W ten sposób powstają zafałszowane wersje historii:

  • Jeden duch dyktuje „życie Jezusa”, w którym Maria zostaje zgwałcona przez arcykapłana, a później rodzi wiele dzieci.
  • Inny duch przedstawia Marię jako dziewicę i matkę jedynego syna – Mesjasza.
  • W jednej wersji Jezus jest wesoły i lubi się śmiać. W innej – zawsze płacze.
  • A co z Joanną d’Arc? Jedne duchy każą jej rzucać klątwy na Kościół, inne każą jej błogosławić wszystkie dekrety kościelne.

Czy można ufać światu duchów?

Skoro istnieje tak wiele sprzecznych komunikacji, możemy być pewni, że świat duchów jest równie złożony i pełen konfliktów, jak nasz własny świat.

Są tam nawet duchy, które pragną unicestwić swoje fluidyczne ciało, podobnie jak ludzie na ziemi popełniają samobójstwo. Niektórzy z nich poszukują sposobów na samozniszczenie. Kilka duchów oświadczyło nawet, że to możliwe.

Dlaczego warto przeczytać książkę Simonina?

Warto przeczytać doskonałą książkę pana Simonina, choć nie możemy omówić jej tu szczegółowo. Zobaczycie, że choć nie wszystko należy traktować jak objawienie, to z pewnością książka ta jest niezwykle ważna z naukowego punktu widzenia. Uczy nas bowiem i rozwija nasze zrozumienie niepodważalnych więzi między żyjącymi na ziemi a żyjącymi w przestrzeni duchowej.

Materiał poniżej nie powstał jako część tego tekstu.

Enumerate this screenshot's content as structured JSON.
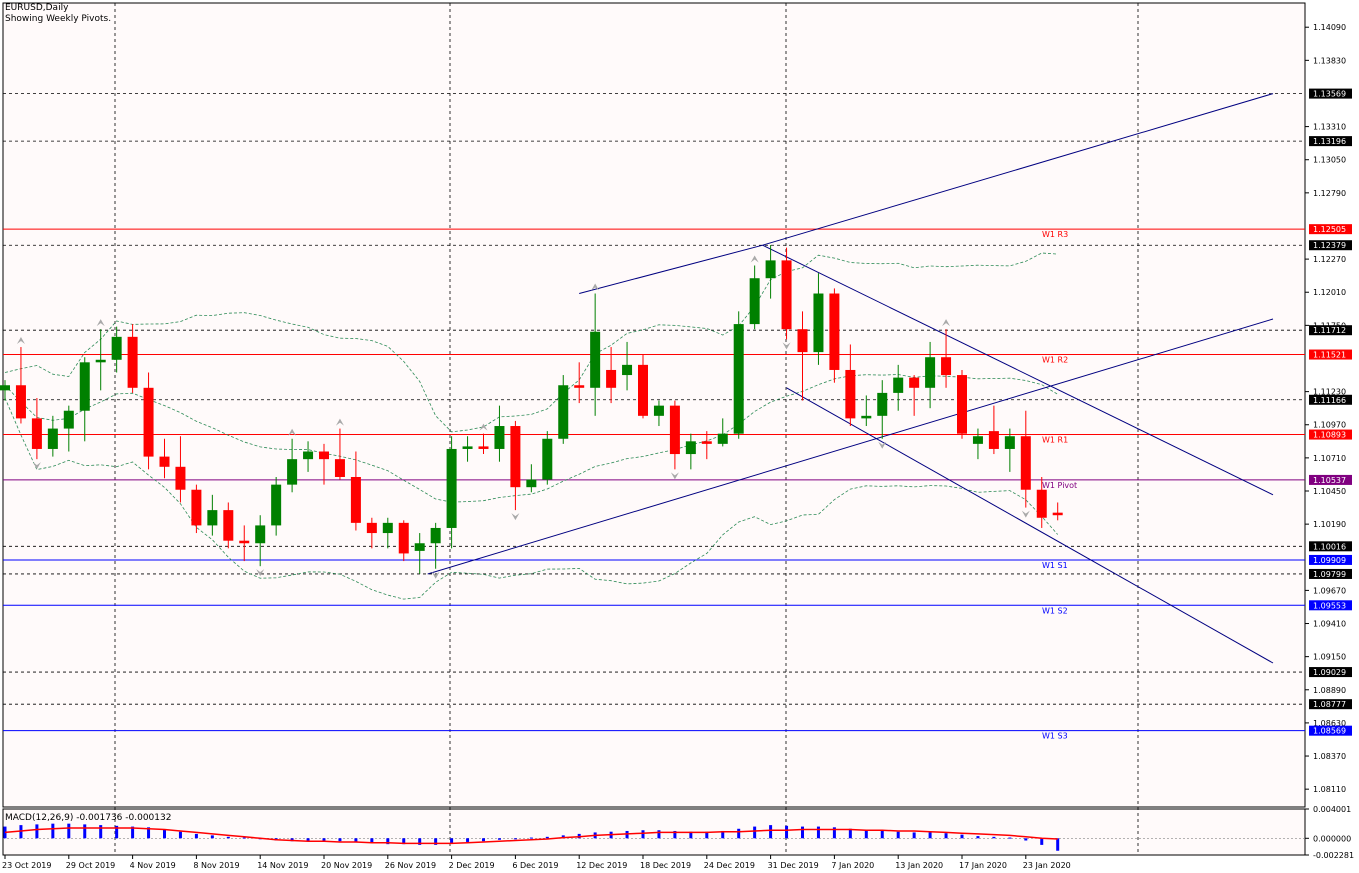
{
  "title": "EURUSD,Daily",
  "subtitle": "Showing Weekly Pivots.",
  "macd_label": "MACD(12,26,9) -0.001736 -0.000132",
  "colors": {
    "background": "#fffafa",
    "bull": "#008000",
    "bear": "#ff0000",
    "pivot": "#800080",
    "resistance": "#ff0000",
    "support": "#0000ff",
    "channel": "#000080",
    "envelope": "#2e8b57",
    "macd_hist": "#0000ff",
    "macd_signal": "#ff0000"
  },
  "chart_data": {
    "type": "candlestick",
    "symbol": "EURUSD",
    "timeframe": "Daily",
    "ylim": [
      1.0797,
      1.1428
    ],
    "y_ticks": [
      "1.14090",
      "1.13830",
      "1.13310",
      "1.13050",
      "1.12790",
      "1.12270",
      "1.12010",
      "1.11750",
      "1.11230",
      "1.10970",
      "1.10710",
      "1.10450",
      "1.10190",
      "1.09670",
      "1.09410",
      "1.09150",
      "1.08890",
      "1.08630",
      "1.08370",
      "1.08110"
    ],
    "x_labels": [
      {
        "i": 0,
        "label": "23 Oct 2019"
      },
      {
        "i": 4,
        "label": "29 Oct 2019"
      },
      {
        "i": 8,
        "label": "4 Nov 2019"
      },
      {
        "i": 12,
        "label": "8 Nov 2019"
      },
      {
        "i": 16,
        "label": "14 Nov 2019"
      },
      {
        "i": 20,
        "label": "20 Nov 2019"
      },
      {
        "i": 24,
        "label": "26 Nov 2019"
      },
      {
        "i": 28,
        "label": "2 Dec 2019"
      },
      {
        "i": 32,
        "label": "6 Dec 2019"
      },
      {
        "i": 36,
        "label": "12 Dec 2019"
      },
      {
        "i": 40,
        "label": "18 Dec 2019"
      },
      {
        "i": 44,
        "label": "24 Dec 2019"
      },
      {
        "i": 48,
        "label": "31 Dec 2019"
      },
      {
        "i": 52,
        "label": "7 Jan 2020"
      },
      {
        "i": 56,
        "label": "13 Jan 2020"
      },
      {
        "i": 60,
        "label": "17 Jan 2020"
      },
      {
        "i": 64,
        "label": "23 Jan 2020"
      }
    ],
    "candles": [
      {
        "o": 1.1124,
        "h": 1.1132,
        "l": 1.1116,
        "c": 1.1128
      },
      {
        "o": 1.1128,
        "h": 1.1158,
        "l": 1.1098,
        "c": 1.1102
      },
      {
        "o": 1.1102,
        "h": 1.1118,
        "l": 1.107,
        "c": 1.1078
      },
      {
        "o": 1.1078,
        "h": 1.1104,
        "l": 1.1072,
        "c": 1.1094
      },
      {
        "o": 1.1094,
        "h": 1.1112,
        "l": 1.1076,
        "c": 1.1108
      },
      {
        "o": 1.1108,
        "h": 1.115,
        "l": 1.1084,
        "c": 1.1146
      },
      {
        "o": 1.1146,
        "h": 1.1172,
        "l": 1.1124,
        "c": 1.1148
      },
      {
        "o": 1.1148,
        "h": 1.1174,
        "l": 1.1138,
        "c": 1.1166
      },
      {
        "o": 1.1166,
        "h": 1.1176,
        "l": 1.1122,
        "c": 1.1126
      },
      {
        "o": 1.1126,
        "h": 1.1138,
        "l": 1.1062,
        "c": 1.1072
      },
      {
        "o": 1.1072,
        "h": 1.1086,
        "l": 1.1055,
        "c": 1.1064
      },
      {
        "o": 1.1064,
        "h": 1.1088,
        "l": 1.1036,
        "c": 1.1046
      },
      {
        "o": 1.1046,
        "h": 1.105,
        "l": 1.1012,
        "c": 1.1018
      },
      {
        "o": 1.1018,
        "h": 1.1042,
        "l": 1.101,
        "c": 1.103
      },
      {
        "o": 1.103,
        "h": 1.1036,
        "l": 1.1,
        "c": 1.1006
      },
      {
        "o": 1.1006,
        "h": 1.1018,
        "l": 1.099,
        "c": 1.1004
      },
      {
        "o": 1.1004,
        "h": 1.1026,
        "l": 1.0986,
        "c": 1.1018
      },
      {
        "o": 1.1018,
        "h": 1.1056,
        "l": 1.101,
        "c": 1.105
      },
      {
        "o": 1.105,
        "h": 1.1086,
        "l": 1.1044,
        "c": 1.107
      },
      {
        "o": 1.107,
        "h": 1.1084,
        "l": 1.106,
        "c": 1.1076
      },
      {
        "o": 1.1076,
        "h": 1.1082,
        "l": 1.105,
        "c": 1.107
      },
      {
        "o": 1.107,
        "h": 1.1094,
        "l": 1.1054,
        "c": 1.1056
      },
      {
        "o": 1.1056,
        "h": 1.1076,
        "l": 1.1014,
        "c": 1.102
      },
      {
        "o": 1.102,
        "h": 1.1024,
        "l": 1.1,
        "c": 1.1012
      },
      {
        "o": 1.1012,
        "h": 1.1024,
        "l": 1.1,
        "c": 1.102
      },
      {
        "o": 1.102,
        "h": 1.1022,
        "l": 1.099,
        "c": 1.0996
      },
      {
        "o": 1.0998,
        "h": 1.1012,
        "l": 1.098,
        "c": 1.1004
      },
      {
        "o": 1.1004,
        "h": 1.102,
        "l": 1.0984,
        "c": 1.1016
      },
      {
        "o": 1.1016,
        "h": 1.1088,
        "l": 1.1,
        "c": 1.1078
      },
      {
        "o": 1.1078,
        "h": 1.1088,
        "l": 1.1068,
        "c": 1.108
      },
      {
        "o": 1.108,
        "h": 1.109,
        "l": 1.1074,
        "c": 1.1078
      },
      {
        "o": 1.1078,
        "h": 1.1112,
        "l": 1.1068,
        "c": 1.1096
      },
      {
        "o": 1.1096,
        "h": 1.11,
        "l": 1.103,
        "c": 1.1048
      },
      {
        "o": 1.1048,
        "h": 1.1066,
        "l": 1.1044,
        "c": 1.1054
      },
      {
        "o": 1.1054,
        "h": 1.1092,
        "l": 1.105,
        "c": 1.1086
      },
      {
        "o": 1.1086,
        "h": 1.1136,
        "l": 1.1082,
        "c": 1.1128
      },
      {
        "o": 1.1128,
        "h": 1.1146,
        "l": 1.1114,
        "c": 1.1126
      },
      {
        "o": 1.1126,
        "h": 1.12,
        "l": 1.1104,
        "c": 1.117
      },
      {
        "o": 1.114,
        "h": 1.1158,
        "l": 1.1114,
        "c": 1.1126
      },
      {
        "o": 1.1136,
        "h": 1.1162,
        "l": 1.1124,
        "c": 1.1144
      },
      {
        "o": 1.1144,
        "h": 1.1152,
        "l": 1.1102,
        "c": 1.1104
      },
      {
        "o": 1.1104,
        "h": 1.1116,
        "l": 1.1096,
        "c": 1.1112
      },
      {
        "o": 1.1112,
        "h": 1.1116,
        "l": 1.1062,
        "c": 1.1074
      },
      {
        "o": 1.1074,
        "h": 1.109,
        "l": 1.1062,
        "c": 1.1084
      },
      {
        "o": 1.1084,
        "h": 1.1092,
        "l": 1.107,
        "c": 1.1082
      },
      {
        "o": 1.1082,
        "h": 1.1102,
        "l": 1.108,
        "c": 1.109
      },
      {
        "o": 1.109,
        "h": 1.1186,
        "l": 1.1086,
        "c": 1.1176
      },
      {
        "o": 1.1176,
        "h": 1.1222,
        "l": 1.1172,
        "c": 1.1212
      },
      {
        "o": 1.1212,
        "h": 1.1238,
        "l": 1.1196,
        "c": 1.1226
      },
      {
        "o": 1.1226,
        "h": 1.1236,
        "l": 1.1164,
        "c": 1.1172
      },
      {
        "o": 1.1172,
        "h": 1.1186,
        "l": 1.1116,
        "c": 1.1154
      },
      {
        "o": 1.1154,
        "h": 1.1216,
        "l": 1.1144,
        "c": 1.12
      },
      {
        "o": 1.12,
        "h": 1.1204,
        "l": 1.113,
        "c": 1.114
      },
      {
        "o": 1.114,
        "h": 1.116,
        "l": 1.1096,
        "c": 1.1102
      },
      {
        "o": 1.1102,
        "h": 1.112,
        "l": 1.1096,
        "c": 1.1104
      },
      {
        "o": 1.1104,
        "h": 1.1132,
        "l": 1.1086,
        "c": 1.1122
      },
      {
        "o": 1.1122,
        "h": 1.1144,
        "l": 1.1108,
        "c": 1.1134
      },
      {
        "o": 1.1134,
        "h": 1.1136,
        "l": 1.1104,
        "c": 1.1126
      },
      {
        "o": 1.1126,
        "h": 1.1162,
        "l": 1.111,
        "c": 1.115
      },
      {
        "o": 1.115,
        "h": 1.1172,
        "l": 1.1126,
        "c": 1.1136
      },
      {
        "o": 1.1136,
        "h": 1.114,
        "l": 1.1086,
        "c": 1.109
      },
      {
        "o": 1.1082,
        "h": 1.1094,
        "l": 1.107,
        "c": 1.1088
      },
      {
        "o": 1.1092,
        "h": 1.1112,
        "l": 1.1074,
        "c": 1.1078
      },
      {
        "o": 1.1078,
        "h": 1.1094,
        "l": 1.106,
        "c": 1.1088
      },
      {
        "o": 1.1088,
        "h": 1.1108,
        "l": 1.1032,
        "c": 1.1046
      },
      {
        "o": 1.1046,
        "h": 1.1056,
        "l": 1.1016,
        "c": 1.1024
      },
      {
        "o": 1.1028,
        "h": 1.1036,
        "l": 1.1022,
        "c": 1.1026
      }
    ],
    "pivot_levels": [
      {
        "name": "W1 R3",
        "value": 1.12505,
        "label": "1.12505"
      },
      {
        "name": "W1 R2",
        "value": 1.11521,
        "label": "1.11521"
      },
      {
        "name": "W1 R1",
        "value": 1.10893,
        "label": "1.10893"
      },
      {
        "name": "W1 Pivot",
        "value": 1.10537,
        "label": "1.10537"
      },
      {
        "name": "W1 S1",
        "value": 1.09909,
        "label": "1.09909"
      },
      {
        "name": "W1 S2",
        "value": 1.09553,
        "label": "1.09553"
      },
      {
        "name": "W1 S3",
        "value": 1.08569,
        "label": "1.08569"
      }
    ],
    "horizontal_levels": [
      {
        "value": 1.13569,
        "label": "1.13569"
      },
      {
        "value": 1.13196,
        "label": "1.13196"
      },
      {
        "value": 1.12379,
        "label": "1.12379"
      },
      {
        "value": 1.11712,
        "label": "1.11712"
      },
      {
        "value": 1.11166,
        "label": "1.11166"
      },
      {
        "value": 1.10016,
        "label": "1.10016"
      },
      {
        "value": 1.09799,
        "label": "1.09799"
      },
      {
        "value": 1.09029,
        "label": "1.09029"
      },
      {
        "value": 1.08777,
        "label": "1.08777"
      }
    ],
    "trendlines": [
      {
        "p1": {
          "i": 26.5,
          "y": 1.09799
        },
        "p2": {
          "i": 79.5,
          "y": 1.118
        }
      },
      {
        "p1": {
          "i": 36,
          "y": 1.12
        },
        "p2": {
          "i": 47.5,
          "y": 1.12379
        },
        "p3": {
          "i": 79.5,
          "y": 1.13569
        }
      },
      {
        "p1": {
          "i": 47.5,
          "y": 1.12379
        },
        "p2": {
          "i": 79.5,
          "y": 1.1042
        }
      },
      {
        "p1": {
          "i": 49,
          "y": 1.1126
        },
        "p2": {
          "i": 79.5,
          "y": 1.091
        }
      }
    ],
    "macd": {
      "ylim": [
        -0.002281,
        0.004001
      ],
      "y_ticks": [
        "0.004001",
        "0.000000",
        "-0.002281"
      ],
      "histogram": [
        0.0016,
        0.0018,
        0.0019,
        0.002,
        0.002,
        0.0019,
        0.0018,
        0.0017,
        0.0016,
        0.0015,
        0.0012,
        0.0009,
        0.0006,
        0.0004,
        0.0002,
        0.0001,
        -0.0001,
        -0.0003,
        -0.0004,
        -0.0003,
        -0.0003,
        -0.0004,
        -0.0005,
        -0.0006,
        -0.0008,
        -0.0008,
        -0.0009,
        -0.0009,
        -0.0007,
        -0.0005,
        -0.0004,
        -0.0002,
        -0.0001,
        0.0001,
        0.0002,
        0.0004,
        0.0006,
        0.0008,
        0.0009,
        0.001,
        0.0011,
        0.0011,
        0.001,
        0.0009,
        0.0009,
        0.001,
        0.0013,
        0.0016,
        0.0018,
        0.0017,
        0.0016,
        0.0016,
        0.0015,
        0.0013,
        0.0011,
        0.001,
        0.0009,
        0.0008,
        0.0008,
        0.0007,
        0.0005,
        0.0003,
        0.0002,
        0.0001,
        -0.0003,
        -0.0009,
        -0.0017
      ],
      "signal": [
        0.0008,
        0.001,
        0.0012,
        0.0013,
        0.0014,
        0.0014,
        0.0014,
        0.0014,
        0.0014,
        0.0013,
        0.0012,
        0.001,
        0.0008,
        0.0006,
        0.0004,
        0.0002,
        0.0,
        -0.0002,
        -0.0003,
        -0.0004,
        -0.0004,
        -0.0005,
        -0.0005,
        -0.0006,
        -0.0006,
        -0.0007,
        -0.0007,
        -0.0007,
        -0.0007,
        -0.0006,
        -0.0005,
        -0.0004,
        -0.0003,
        -0.0002,
        -0.0001,
        0.0001,
        0.0002,
        0.0004,
        0.0005,
        0.0006,
        0.0007,
        0.0008,
        0.0008,
        0.0008,
        0.0008,
        0.0009,
        0.0009,
        0.001,
        0.0011,
        0.0011,
        0.0012,
        0.0012,
        0.0012,
        0.0012,
        0.0011,
        0.0011,
        0.001,
        0.001,
        0.0009,
        0.0008,
        0.0007,
        0.0006,
        0.0005,
        0.0004,
        0.0002,
        0.0,
        -0.0001
      ]
    }
  }
}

Jesteśmy połączeni z duchami

My i oni jesteśmy często połączeni bardzo ciasnym łańcuchem, choć pozostajemy wolni. Po obu stronach tego łańcucha istnieją namiętności, które czynią nas ślepymi i zniewolonymi.

Abyśmy, zarówno my, jak i oni, mogli być naprawdę wolni i szczęśliwi, potrzeba czegoś więcej niż tylko praktycznych działań. Potrzeba trochę idealizmu i dużo moralności.

Szukając prawdy

Zgłębiając to zagadnienie na głębszym, bardziej boskim poziomie, szukam w świetle prawdziwej doktryny prawdy.

Myślę, że w końcu – być może szybciej, niż się spodziewamy – prawda zostanie objawiona zarówno wśród duchów, które jej nie tworzą, jak i wśród ludzi, którzy jej poszukują.

Możliwe jednak, że objawi się ona w całkowicie nieoczekiwany sposób, zaskakując zarówno jednych, jak i drugich.

Lucie Grange

źródło:  SPIRITISME PRATIQUE;  LA LUMIÈRE – MAY 1894.